Saturday, July 25, 2009


He Man

One of the reasons why I'm watching this, is because of the probable rising star in Channing Tatum. No stranger to the teenage demographics because of his starring role in Step Up (and cameo in Step Up 2 the Streets), and in the upcoming lead role in summer blockbuster G.I. Joe as Duke, Fighting is one of those films that gets him to showcase his sculpted and chiselled features for a role that's more brawn than brains.

The film may have made itself look like the equivalent of a poor cousin of Fight Club, where the participants observe similar rules of silence since it's underground after all, but story wise it's anything but, because this effort is clearly trying to find balance between drama and action, with the latter supposedly being the highlight, but eventually turning its title into a misnomer. It wasn't that the fight sequences weren't intense – they were like Fearless proportions in having the Russians and the Chinese become more skillful adversaries, however the techniques here were more street and raw, so don't go about looking for “killer/signature” moves. Think two people fighting for survival and cash, and you get the drift that fanciful patterns are just a time waster to getting instant results.

Given only 3.5 fights in the film, I thought the dramatic elements would be more engaging since they form the bulk of the screen time. The story by Robert Munic and director Dito Montiel jumped straight into the thick of things, painting the character of Shawn MacArthur (Tatum) as a street-wise sidewalk trader whose temper and fisticuffs led to the attention of small time scam artist Harvey Boarden (Terrence Howard), who sees Shawn as a possible ticket out of both their monetary empty lives. Harvey introduces Shawn into the avenue of quick bucks through participating in a New York underground street fighting circuit, and taking Shawn under his wing, they both set out to take the circuit by storm.

Then the story falls short a little in trying to stuff too much into too little. It threw in an invisible parent who links Shawn up with childhood adversary Evan Hailey (Brian J White) whom you know will feature at some point in a brawl, a token love interest in waitress and single mother Zulay Valez (Zulay Henao), and themes such as believing in oneself, which was quite weakly delivered. In fact, there's not much positive themes coming out of this film, since there's always the shadow of corruption and the thought of throwing the fights looming over the characters' heads. The story also forces you to accept that Shawn has immense brute force after all these years (OK, so it didn't completely forget to add that complimentary training montage), and an incredible amount of luck which seems to be constantly shining on him.

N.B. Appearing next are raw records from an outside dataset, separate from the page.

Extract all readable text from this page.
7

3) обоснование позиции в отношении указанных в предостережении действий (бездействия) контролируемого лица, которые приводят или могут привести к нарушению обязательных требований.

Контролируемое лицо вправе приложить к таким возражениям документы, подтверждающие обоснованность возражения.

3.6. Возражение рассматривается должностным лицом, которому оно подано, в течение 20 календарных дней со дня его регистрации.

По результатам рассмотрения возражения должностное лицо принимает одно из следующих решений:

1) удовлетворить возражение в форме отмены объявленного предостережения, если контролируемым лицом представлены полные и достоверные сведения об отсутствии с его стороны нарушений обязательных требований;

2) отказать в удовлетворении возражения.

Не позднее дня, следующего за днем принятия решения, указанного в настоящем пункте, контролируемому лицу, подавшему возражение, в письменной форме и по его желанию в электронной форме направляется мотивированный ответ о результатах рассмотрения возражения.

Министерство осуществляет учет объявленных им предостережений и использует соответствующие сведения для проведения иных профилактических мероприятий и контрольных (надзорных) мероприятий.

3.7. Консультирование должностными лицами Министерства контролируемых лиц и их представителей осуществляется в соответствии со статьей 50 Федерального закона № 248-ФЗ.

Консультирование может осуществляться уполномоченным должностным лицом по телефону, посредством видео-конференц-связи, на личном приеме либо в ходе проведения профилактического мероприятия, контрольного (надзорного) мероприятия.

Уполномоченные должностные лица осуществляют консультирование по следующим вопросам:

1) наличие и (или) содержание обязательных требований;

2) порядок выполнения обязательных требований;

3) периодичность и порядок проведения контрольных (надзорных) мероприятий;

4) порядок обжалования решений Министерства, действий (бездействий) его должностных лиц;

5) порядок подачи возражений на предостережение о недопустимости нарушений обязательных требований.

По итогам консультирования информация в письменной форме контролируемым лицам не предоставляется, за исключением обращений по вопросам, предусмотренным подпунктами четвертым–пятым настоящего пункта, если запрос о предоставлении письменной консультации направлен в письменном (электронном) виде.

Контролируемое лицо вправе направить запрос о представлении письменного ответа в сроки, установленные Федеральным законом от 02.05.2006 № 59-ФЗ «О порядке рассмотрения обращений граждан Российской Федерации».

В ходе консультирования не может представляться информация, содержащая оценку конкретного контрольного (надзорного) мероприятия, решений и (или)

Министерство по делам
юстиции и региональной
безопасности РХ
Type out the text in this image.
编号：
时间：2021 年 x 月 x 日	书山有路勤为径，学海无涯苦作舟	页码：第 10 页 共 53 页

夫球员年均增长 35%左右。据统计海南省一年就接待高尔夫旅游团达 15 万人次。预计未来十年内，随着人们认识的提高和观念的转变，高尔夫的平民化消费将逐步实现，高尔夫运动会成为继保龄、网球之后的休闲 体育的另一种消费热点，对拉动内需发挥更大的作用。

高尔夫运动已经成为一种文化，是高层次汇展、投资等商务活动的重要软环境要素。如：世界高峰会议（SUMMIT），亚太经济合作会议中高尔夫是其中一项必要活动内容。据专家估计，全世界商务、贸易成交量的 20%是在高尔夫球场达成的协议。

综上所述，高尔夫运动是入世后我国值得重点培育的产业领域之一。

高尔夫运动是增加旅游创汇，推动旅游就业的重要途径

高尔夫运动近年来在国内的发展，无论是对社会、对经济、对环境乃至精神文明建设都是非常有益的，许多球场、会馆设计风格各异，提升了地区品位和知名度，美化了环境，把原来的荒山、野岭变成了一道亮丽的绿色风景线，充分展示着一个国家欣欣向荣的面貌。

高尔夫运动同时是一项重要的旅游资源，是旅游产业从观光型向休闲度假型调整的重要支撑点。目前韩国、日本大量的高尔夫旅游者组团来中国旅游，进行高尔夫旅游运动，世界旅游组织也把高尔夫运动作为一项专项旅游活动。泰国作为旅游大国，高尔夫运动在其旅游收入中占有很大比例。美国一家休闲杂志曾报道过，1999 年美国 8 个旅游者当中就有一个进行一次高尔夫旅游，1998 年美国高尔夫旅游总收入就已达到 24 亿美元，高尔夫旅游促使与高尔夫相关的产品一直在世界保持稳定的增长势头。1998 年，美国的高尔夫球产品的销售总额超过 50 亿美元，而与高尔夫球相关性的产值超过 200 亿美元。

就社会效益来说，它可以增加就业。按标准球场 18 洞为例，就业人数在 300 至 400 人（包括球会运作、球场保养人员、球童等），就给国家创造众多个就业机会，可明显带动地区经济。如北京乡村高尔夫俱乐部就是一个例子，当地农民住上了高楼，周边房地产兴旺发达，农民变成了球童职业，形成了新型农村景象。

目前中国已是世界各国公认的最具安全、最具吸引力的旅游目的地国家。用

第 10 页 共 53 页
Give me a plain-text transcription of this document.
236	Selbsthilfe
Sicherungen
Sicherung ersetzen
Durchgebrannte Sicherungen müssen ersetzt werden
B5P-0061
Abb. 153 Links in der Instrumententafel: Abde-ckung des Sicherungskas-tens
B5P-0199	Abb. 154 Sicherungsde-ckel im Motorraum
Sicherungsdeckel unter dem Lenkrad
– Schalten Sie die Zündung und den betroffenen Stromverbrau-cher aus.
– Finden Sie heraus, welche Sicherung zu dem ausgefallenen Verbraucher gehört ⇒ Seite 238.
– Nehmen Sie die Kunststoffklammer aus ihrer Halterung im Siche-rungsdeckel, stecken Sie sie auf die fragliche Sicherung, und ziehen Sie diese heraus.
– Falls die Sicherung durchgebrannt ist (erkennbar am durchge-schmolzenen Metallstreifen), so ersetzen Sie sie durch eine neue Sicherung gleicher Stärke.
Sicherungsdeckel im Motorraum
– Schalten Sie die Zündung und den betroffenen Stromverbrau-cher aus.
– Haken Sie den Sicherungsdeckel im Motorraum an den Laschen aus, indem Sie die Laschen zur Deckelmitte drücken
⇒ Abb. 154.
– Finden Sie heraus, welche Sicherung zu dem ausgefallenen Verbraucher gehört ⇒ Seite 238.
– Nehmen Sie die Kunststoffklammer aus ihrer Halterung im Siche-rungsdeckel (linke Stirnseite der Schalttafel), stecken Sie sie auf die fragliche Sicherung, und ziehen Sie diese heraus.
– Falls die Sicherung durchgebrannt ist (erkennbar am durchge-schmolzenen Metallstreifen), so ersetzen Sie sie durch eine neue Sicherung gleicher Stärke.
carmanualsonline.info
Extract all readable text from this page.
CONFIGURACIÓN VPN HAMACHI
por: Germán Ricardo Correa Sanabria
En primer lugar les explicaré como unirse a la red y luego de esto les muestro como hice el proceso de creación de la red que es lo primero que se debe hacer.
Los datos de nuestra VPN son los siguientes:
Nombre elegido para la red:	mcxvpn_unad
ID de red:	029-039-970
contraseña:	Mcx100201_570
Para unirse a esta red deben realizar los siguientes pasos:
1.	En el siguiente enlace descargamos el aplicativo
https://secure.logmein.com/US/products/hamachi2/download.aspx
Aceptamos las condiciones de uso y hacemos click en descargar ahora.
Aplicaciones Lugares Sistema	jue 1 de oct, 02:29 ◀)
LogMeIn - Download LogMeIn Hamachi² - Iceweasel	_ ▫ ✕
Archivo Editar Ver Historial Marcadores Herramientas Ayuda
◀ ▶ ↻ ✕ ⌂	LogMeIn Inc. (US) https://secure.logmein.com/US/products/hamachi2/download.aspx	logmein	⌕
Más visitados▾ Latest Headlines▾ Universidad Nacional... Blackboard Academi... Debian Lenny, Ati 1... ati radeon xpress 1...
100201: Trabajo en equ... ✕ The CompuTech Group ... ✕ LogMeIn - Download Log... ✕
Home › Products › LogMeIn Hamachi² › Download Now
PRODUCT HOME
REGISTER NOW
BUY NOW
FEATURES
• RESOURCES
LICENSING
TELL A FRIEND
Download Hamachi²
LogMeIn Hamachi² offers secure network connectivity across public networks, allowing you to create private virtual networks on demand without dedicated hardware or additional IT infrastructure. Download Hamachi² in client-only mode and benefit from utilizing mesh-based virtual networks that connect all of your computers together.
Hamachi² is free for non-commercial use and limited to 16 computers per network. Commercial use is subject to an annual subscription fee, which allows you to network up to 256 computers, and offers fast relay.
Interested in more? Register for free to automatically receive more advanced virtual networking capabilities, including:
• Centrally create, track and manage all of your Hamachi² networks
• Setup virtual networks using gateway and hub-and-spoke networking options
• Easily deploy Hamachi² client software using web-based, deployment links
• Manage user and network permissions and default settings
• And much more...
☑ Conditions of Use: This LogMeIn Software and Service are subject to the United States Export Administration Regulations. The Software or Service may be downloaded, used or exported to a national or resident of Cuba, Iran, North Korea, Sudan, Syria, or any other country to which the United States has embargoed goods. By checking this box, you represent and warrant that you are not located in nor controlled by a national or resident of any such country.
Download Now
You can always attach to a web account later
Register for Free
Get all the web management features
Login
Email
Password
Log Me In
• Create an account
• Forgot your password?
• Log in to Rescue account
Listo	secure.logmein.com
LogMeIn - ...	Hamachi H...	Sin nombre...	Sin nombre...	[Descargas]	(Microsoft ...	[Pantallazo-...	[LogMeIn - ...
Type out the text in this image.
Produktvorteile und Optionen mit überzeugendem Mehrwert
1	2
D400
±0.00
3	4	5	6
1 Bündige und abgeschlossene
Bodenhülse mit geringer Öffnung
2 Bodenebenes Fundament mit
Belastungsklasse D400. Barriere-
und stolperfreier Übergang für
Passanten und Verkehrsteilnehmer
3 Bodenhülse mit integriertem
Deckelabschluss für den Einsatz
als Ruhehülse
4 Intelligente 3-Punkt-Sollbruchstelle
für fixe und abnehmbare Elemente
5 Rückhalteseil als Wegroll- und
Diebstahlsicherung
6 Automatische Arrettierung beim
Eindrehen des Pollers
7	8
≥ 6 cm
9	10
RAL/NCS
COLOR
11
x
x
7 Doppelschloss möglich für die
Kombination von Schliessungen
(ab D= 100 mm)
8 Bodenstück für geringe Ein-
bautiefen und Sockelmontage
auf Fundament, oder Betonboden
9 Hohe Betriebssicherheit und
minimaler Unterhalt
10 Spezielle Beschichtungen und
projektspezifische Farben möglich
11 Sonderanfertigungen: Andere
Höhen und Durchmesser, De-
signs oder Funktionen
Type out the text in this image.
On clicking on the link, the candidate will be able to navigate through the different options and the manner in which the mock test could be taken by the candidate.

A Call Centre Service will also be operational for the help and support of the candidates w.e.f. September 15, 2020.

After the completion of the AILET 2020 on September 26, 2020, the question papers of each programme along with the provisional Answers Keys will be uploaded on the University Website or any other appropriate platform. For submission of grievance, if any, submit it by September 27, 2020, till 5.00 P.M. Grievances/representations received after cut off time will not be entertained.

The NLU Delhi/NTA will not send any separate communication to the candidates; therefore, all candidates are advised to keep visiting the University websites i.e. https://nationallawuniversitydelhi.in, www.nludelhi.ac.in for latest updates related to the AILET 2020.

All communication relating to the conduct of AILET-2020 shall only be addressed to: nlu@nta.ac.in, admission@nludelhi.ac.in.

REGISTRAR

There were attempts to raise the bar through the exploration of the brotherhood and trust issues, since it takes quite a lot for a hustler to team up with a stranger who had the power to bankrupt everyone if he doesn't step up. But everything became glossed over very quickly, with every speed bump and roadblock in the lead characters friendship always quickly resolved and forgiven. If only things in real life were so easy, then again, these two men know that their partnership has to be intact since they're speaking the language of money.

Fighting offers nothing new, nor excitement as it sets itself up for an expected finale. Terrence Howard seemed to have taken a step back in this role which doesn't offer him a chance to continue his filmography of impressive roles. If you do intend to watch this, then you got to be warned that almost everyone mumbles, or at times go through a great degree of improvisation in the dialogue, since they make it a habit to say something, then trail off, before adding something else over again.